5) The kinetics of endocytosis of pIGF-IR and signaling are on different scales. The effects of the depletion or overexpression of IRS1 are evident on pAkt only after 6-12 hours (Figure 7) or later. The effects of IRS1 level alterations can be alternatively interpreted by the increase or decrease of the amount of phosphoIRS1 capable of engaging PI3K. The lack of the effect of the blockade of the receptor endocytosis by mu2 depletion of Akt activity (Figure 7—figure supplement 1D and 1E) is puzzling. The authors' interpretation of this data is that slow endocytosis is not sufficient in order to prolong Akt activity, and that the presence of high levels of IRS1 is also required. Such interpretation is difficult to reconcile with the model.

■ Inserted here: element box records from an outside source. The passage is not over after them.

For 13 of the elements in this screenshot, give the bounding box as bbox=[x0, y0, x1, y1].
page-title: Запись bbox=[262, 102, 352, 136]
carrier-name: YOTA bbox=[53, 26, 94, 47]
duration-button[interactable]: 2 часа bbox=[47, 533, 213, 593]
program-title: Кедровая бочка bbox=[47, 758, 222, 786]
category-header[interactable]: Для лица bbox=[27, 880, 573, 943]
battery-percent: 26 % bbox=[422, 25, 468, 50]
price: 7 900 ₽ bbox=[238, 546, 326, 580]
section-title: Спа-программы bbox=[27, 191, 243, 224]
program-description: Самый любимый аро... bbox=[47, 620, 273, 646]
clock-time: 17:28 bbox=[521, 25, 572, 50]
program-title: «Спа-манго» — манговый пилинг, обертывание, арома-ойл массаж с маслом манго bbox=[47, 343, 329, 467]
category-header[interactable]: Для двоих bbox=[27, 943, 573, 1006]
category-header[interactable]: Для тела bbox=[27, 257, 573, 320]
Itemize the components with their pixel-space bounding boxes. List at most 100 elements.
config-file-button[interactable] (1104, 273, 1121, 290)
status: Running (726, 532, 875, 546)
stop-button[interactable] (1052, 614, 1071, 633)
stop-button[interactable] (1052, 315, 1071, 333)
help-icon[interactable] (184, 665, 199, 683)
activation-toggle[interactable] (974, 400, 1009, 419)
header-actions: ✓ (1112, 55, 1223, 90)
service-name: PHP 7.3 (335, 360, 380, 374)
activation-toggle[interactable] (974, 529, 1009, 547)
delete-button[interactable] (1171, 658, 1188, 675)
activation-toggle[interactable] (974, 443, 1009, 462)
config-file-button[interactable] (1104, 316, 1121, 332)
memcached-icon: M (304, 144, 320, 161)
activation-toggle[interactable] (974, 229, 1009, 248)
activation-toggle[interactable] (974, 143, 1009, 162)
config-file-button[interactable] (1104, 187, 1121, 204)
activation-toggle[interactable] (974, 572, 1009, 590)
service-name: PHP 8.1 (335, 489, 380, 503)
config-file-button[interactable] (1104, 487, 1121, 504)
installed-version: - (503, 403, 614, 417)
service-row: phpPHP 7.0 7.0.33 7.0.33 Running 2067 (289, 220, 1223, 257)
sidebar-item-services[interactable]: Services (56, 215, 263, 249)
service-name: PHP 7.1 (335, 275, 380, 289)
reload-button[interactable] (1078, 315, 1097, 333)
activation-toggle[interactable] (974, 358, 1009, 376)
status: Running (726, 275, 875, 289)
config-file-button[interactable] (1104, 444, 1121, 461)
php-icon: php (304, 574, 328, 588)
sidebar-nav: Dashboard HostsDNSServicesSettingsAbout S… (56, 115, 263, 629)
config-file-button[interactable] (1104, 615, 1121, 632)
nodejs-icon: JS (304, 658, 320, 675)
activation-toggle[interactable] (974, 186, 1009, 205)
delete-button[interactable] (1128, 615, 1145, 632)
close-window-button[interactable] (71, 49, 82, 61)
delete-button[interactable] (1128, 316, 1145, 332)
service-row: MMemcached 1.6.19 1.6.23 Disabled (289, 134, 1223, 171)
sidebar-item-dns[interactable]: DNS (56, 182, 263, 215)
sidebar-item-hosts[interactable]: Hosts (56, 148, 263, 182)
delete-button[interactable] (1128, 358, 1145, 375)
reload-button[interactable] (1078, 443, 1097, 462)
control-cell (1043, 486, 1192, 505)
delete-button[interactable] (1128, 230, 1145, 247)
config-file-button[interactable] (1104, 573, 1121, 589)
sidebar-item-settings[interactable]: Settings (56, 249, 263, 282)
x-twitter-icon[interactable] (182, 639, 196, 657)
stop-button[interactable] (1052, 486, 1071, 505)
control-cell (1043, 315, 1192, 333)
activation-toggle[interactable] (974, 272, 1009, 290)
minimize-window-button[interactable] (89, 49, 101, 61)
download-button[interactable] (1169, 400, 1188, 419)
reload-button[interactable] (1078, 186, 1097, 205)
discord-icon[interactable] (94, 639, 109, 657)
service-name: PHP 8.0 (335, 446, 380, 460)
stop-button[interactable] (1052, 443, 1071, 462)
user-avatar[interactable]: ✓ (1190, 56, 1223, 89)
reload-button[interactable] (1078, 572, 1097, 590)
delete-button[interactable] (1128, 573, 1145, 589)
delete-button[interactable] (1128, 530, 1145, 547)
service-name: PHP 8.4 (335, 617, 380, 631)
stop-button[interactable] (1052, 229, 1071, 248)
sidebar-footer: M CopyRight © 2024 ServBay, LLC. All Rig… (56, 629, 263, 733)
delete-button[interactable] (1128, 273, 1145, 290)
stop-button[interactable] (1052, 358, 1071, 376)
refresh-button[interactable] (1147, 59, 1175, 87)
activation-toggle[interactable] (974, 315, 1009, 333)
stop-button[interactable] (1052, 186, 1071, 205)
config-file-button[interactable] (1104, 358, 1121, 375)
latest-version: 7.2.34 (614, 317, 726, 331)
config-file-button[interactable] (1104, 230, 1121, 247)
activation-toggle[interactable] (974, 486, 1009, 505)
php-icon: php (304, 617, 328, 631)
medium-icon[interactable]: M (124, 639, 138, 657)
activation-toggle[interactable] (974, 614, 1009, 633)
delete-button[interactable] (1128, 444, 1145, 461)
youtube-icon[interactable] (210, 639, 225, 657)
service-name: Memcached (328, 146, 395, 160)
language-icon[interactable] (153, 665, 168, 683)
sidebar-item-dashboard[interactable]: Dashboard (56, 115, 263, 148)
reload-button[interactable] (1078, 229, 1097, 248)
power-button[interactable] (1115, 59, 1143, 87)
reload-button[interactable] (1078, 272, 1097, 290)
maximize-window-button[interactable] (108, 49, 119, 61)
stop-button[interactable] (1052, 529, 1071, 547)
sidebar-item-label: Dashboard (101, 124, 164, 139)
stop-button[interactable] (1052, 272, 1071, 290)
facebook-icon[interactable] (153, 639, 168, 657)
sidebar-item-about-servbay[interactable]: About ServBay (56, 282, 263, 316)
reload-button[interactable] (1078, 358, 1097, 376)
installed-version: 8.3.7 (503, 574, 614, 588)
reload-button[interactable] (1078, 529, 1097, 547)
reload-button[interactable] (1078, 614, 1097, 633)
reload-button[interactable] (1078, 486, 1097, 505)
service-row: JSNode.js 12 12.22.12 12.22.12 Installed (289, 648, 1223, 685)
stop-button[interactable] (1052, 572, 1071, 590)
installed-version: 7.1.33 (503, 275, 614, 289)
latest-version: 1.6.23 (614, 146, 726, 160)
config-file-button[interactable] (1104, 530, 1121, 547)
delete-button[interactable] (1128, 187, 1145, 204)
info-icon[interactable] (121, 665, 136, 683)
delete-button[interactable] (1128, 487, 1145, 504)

We thank the reviewer for the helpful questions. As the reviewer suggested, the cause for IRS-1-mediated increase in the duration of the Akt signaling was unclear in the original manuscript. We have now performed additional experiments to assess the role of IRS-1 engaging the PI3K-Akt pathway in the sustainability of downstream signaling by using the IRS-1 mutant ΔPTB. Although ectopic expression of IRS-1 ΔPTB strongly prolonged surface phospho-IGF-IR retention (Figure 2F, G in both original and revised manuscripts), it failed to prolong phospho-Akt (Figure 7—figure supplement 1F in the revised manuscript), suggesting that the ability of IRS-1 to engage PI3K is required for prolonging the Akt signaling. The interpretation of the reviewer therefore is correct. Nevertheless, comparing the consequences of phospho-IGF-IR and phospho-Akt in cells stably expressing GFP-IRS-1 WT, IRS-1 3YA, ΔPTB, and IRS-2, our data indicate that the IRS-1 ability to bind AP2 and promote surface retention of phospho-IGF-IR is also required for prolonging the Akt signaling. In addition, AP2 knockdown prolonged phospho-IGF-IR, but failed to sustain the Akt signaling, as like the events observed in IRS-1 ΔPTB-expressing cells (Figure 7—figure supplement 1D, E in the revised manuscript). In AP2-depleted cells, IRS-1 degradation, a consequence of negative feedback, was normally induced after long-term IGF-I treatment, indicating that the IRS-1 function to activate PI3K is shut down in the later period. Collectively, the effect of IRS-1 on prolonging the Akt signaling is likely based on two independent functions of IRS-1: the first is the binding to AP2, and the second is the activating PI3K via its tyrosine phosphorylation. We have tried to make clear the discussion of this issue and focused upon the relationship between two independent functions of IRS-1 in prolonging downstream signaling in Discussion section.